Offscript: Automated Auditing of Instruction Adherence in LLMs

Notice: This research summary and analysis were automatically generated using AI technology. For absolute accuracy, please refer to the [Original Paper Viewer] below or the Original ArXiv Source.

Large Language Models (LLMs) and generative search systems are increasingly used for information seeking by diverse populations with varying preferences for knowledge sourcing and presentation. While users can customize LLM behavior through custom instructions and behavioral prompts, no mechanism exists to evaluate whether these instructions are being followed effectively. We present Offscript, an automated auditing tool that efficiently identifies potential instruction-following failures in LLMs. In a pilot study analyzing custom instructions sourced from Reddit, Offscript detected potential deviations from instructed behavior in 86.4% of conversations, 22.2% of which were confirmed as material violations through human review. Our findings suggest that automated auditing serves as a viable approach for evaluating compliance to behavioral instructions related to information seeking.

💡 Research Summary

The paper addresses a growing gap in the deployment of large language models (LLMs) for information‑seeking tasks: while users can tailor model behavior through custom instructions or behavioral prompts, there is no systematic way to verify that the models actually obey those directives. To fill this void, the authors introduce Offscript, an automated auditing framework that detects potential instruction‑following failures at scale.

Offscript operates in two stages. In the first stage, a pair of neural encoders evaluates the semantic alignment between a user‑provided instruction and the model’s generated response. A bidirectional encoder (Bi‑Encoder) first produces dense embeddings for both instruction and response, enabling fast batch processing. A cross‑encoder then re‑scores the most promising pairs with a finer‑grained attention mechanism, yielding a “violation likelihood score.” In the second stage, any conversation whose score exceeds a pre‑set threshold is automatically flagged for human review. Human auditors examine the flagged instances and confirm whether a material breach has occurred. This hybrid of automated scoring and human validation balances scalability with high precision.
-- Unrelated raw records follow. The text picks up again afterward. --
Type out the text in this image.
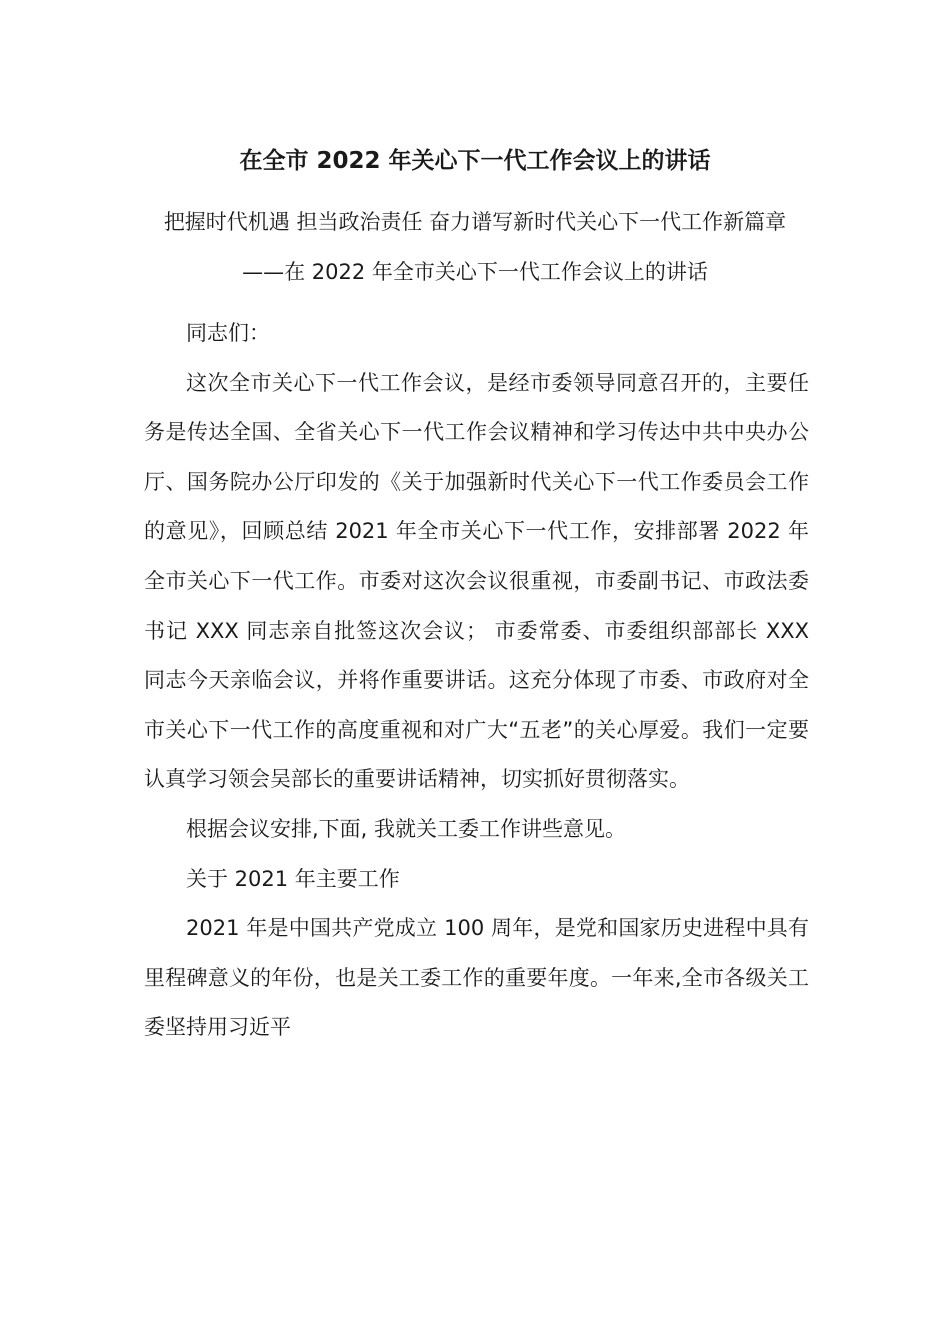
在全市 2022 年关心下一代工作会议上的讲话
把握时代机遇 担当政治责任 奋力谱写新时代关心下一代工作新篇章
——在 2022 年全市关心下一代工作会议上的讲话

同志们：

这次全市关心下一代工作会议，是经市委领导同意召开的，主要任务是传达全国、全省关心下一代工作会议精神和学习传达中共中央办公厅、国务院办公厅印发的《关于加强新时代关心下一代工作委员会工作的意见》，回顾总结 2021 年全市关心下一代工作，安排部署 2022 年全市关心下一代工作。市委对这次会议很重视，市委副书记、市政法委书记 XXX 同志亲自批签这次会议； 市委常委、市委组织部部长 XXX 同志今天亲临会议，并将作重要讲话。这充分体现了市委、市政府对全市关心下一代工作的高度重视和对广大“五老”的关心厚爱。我们一定要认真学习领会吴部长的重要讲话精神，切实抓好贯彻落实。

根据会议安排,下面, 我就关工委工作讲些意见。

关于 2021 年主要工作

2021 年是中国共产党成立 100 周年，是党和国家历史进程中具有里程碑意义的年份，也是关工委工作的重要年度。一年来,全市各级关工委坚持用习近平
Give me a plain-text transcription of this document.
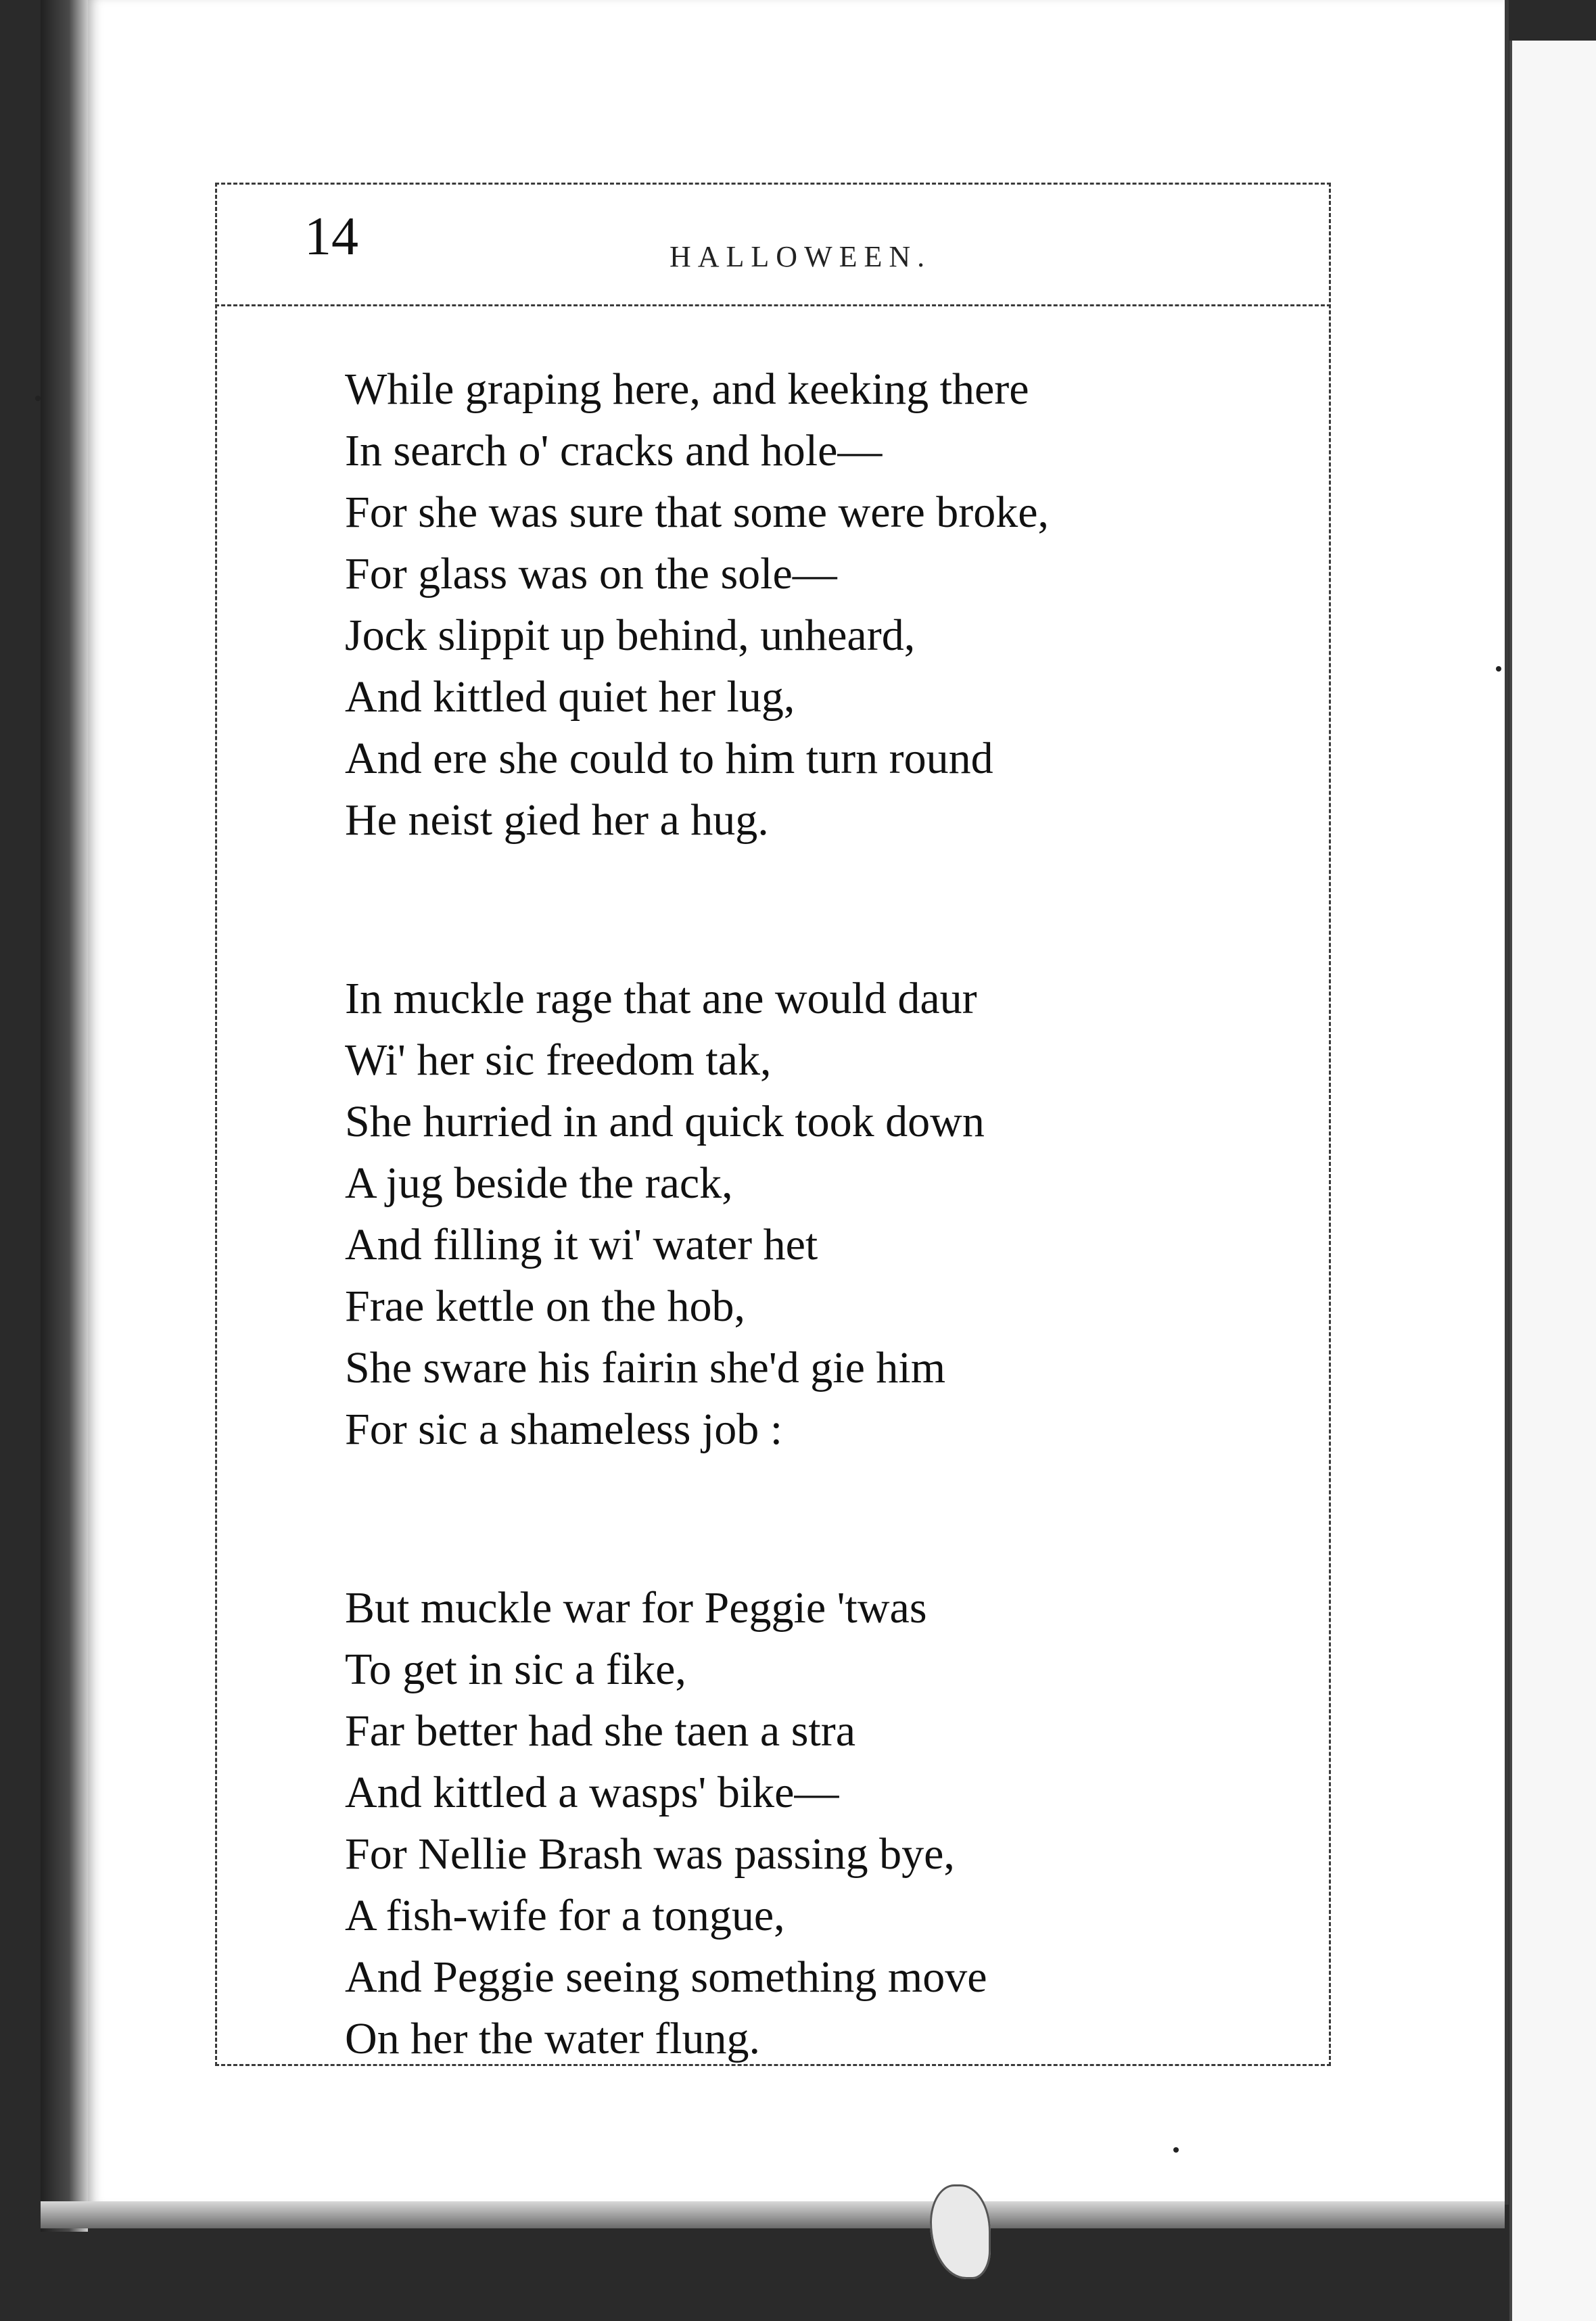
14	HALLOWEEN.
While graping here, and keeking there
In search o' cracks and hole—
For she was sure that some were broke,
For glass was on the sole—
Jock slippit up behind, unheard,
And kittled quiet her lug,
And ere she could to him turn round
He neist gied her a hug.
In muckle rage that ane would daur
Wi' her sic freedom tak,
She hurried in and quick took down
A jug beside the rack,
And filling it wi' water het
Frae kettle on the hob,
She sware his fairin she'd gie him
For sic a shameless job :
But muckle war for Peggie 'twas
To get in sic a fike,
Far better had she taen a stra
And kittled a wasps' bike—
For Nellie Brash was passing bye,
A fish-wife for a tongue,
And Peggie seeing something move
On her the water flung.
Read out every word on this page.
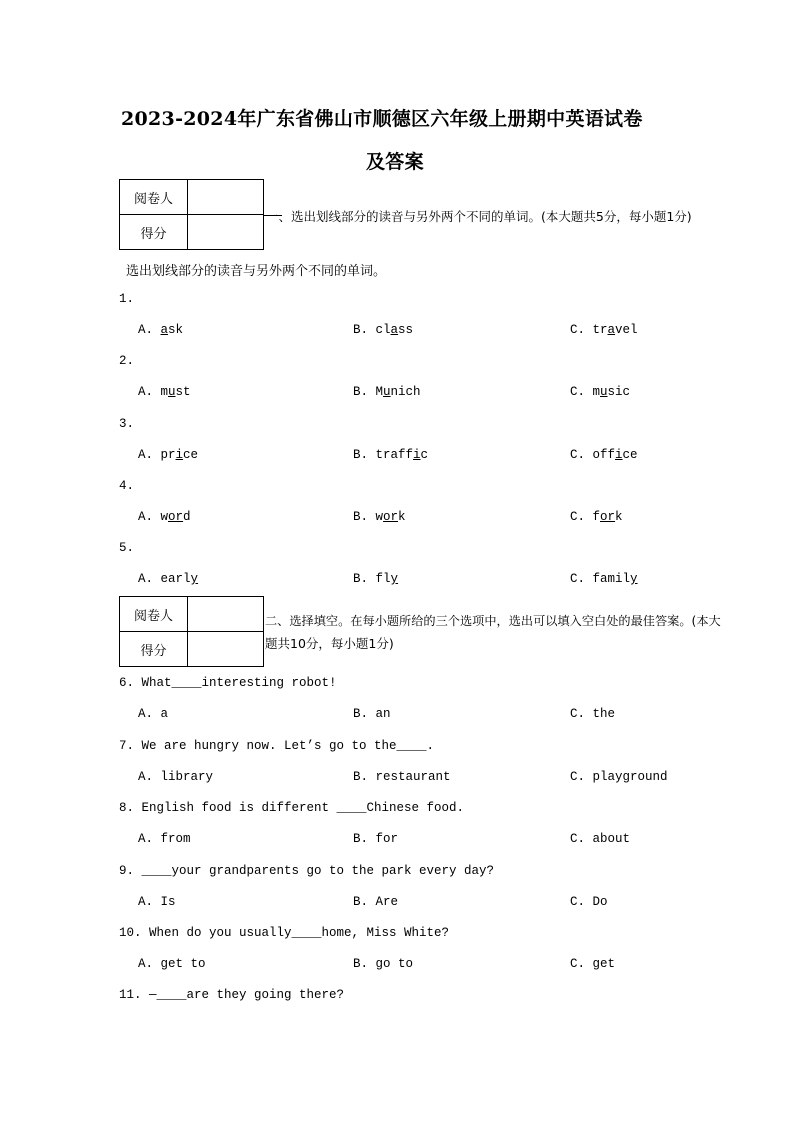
2023-2024年广东省佛山市顺德区六年级上册期中英语试卷
及答案
阅卷人	
得分	
一、选出划线部分的读音与另外两个不同的单词。(本大题共5分，每小题1分)
选出划线部分的读音与另外两个不同的单词。
1.
A. ask	B. class	C. travel
2.
A. must	B. Munich	C. music
3.
A. price	B. traffic	C. office
4.
A. word	B. work	C. fork
5.
A. early	B. fly	C. family
阅卷人	
得分	
二、选择填空。在每小题所给的三个选项中，选出可以填入空白处的最佳答案。(本大
题共10分，每小题1分)
6. What____interesting robot!
A. a	B. an	C. the
7. We are hungry now. Let’s go to the____.
A. library	B. restaurant	C. playground
8. English food is different ____Chinese food.
A. from	B. for	C. about
9. ____your grandparents go to the park every day?
A. Is	B. Are	C. Do
10. When do you usually____home, Miss White?
A. get to	B. go to	C. get
11. —____are they going there?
The authors conducted a pilot study using real‑world custom instructions harvested from Reddit. They collected 150 distinct instructions and generated five independent dialogues per instruction, resulting in 750 conversation samples. Offscript flagged 86.4 % (≈647) of the dialogues as potentially non‑compliant. Human reviewers subsequently validated 22.2 % (≈144) of those flags as genuine, material violations. Confirmed violations fell into three broad categories: (1) disclosure of information the user explicitly prohibited (e.g., personal identifiers), (2) presentation of claims without the required source attribution, and (3) use of a tone or style that contradicted the user’s specified preference (e.g., formal vs. casual).

Technical contributions include: (i) a hybrid encoder architecture that combines the efficiency of Bi‑Encoders with the accuracy of Cross‑Encoders, achieving high precision while keeping computational costs manageable; (ii) a flexible thresholding system that can be tuned per instruction type (information provision, stylistic control, ethical constraints), allowing the tool to adapt to diverse application contexts; and (iii) an end‑to‑end pipeline that integrates automatic flagging with a human‑in‑the‑loop verification step, thereby reducing false positives without sacrificing coverage.

The study also acknowledges several limitations. Offscript was evaluated exclusively on English‑language LLMs and English‑language instructions, so its performance on multilingual models or on instructions expressed through idioms, metaphors, or other non‑literal language remains uncertain. Moreover, the reliability of the violation likelihood score is tightly coupled to the underlying natural‑language‑understanding model; as LLMs evolve, periodic re‑training and threshold recalibration will be necessary.

Future work outlined by the authors includes extending the framework to support multiple languages, developing methods to assess instruction complexity when several constraints overlap, and incorporating real‑time user feedback loops that allow Offscript to dynamically adjust its thresholds and improve over time. By doing so, the authors envision Offscript becoming a core component of responsible LLM deployment, ensuring that models adhere to user‑specified behavioral constraints and thereby enhancing safety, transparency, and trustworthiness in AI‑driven information services.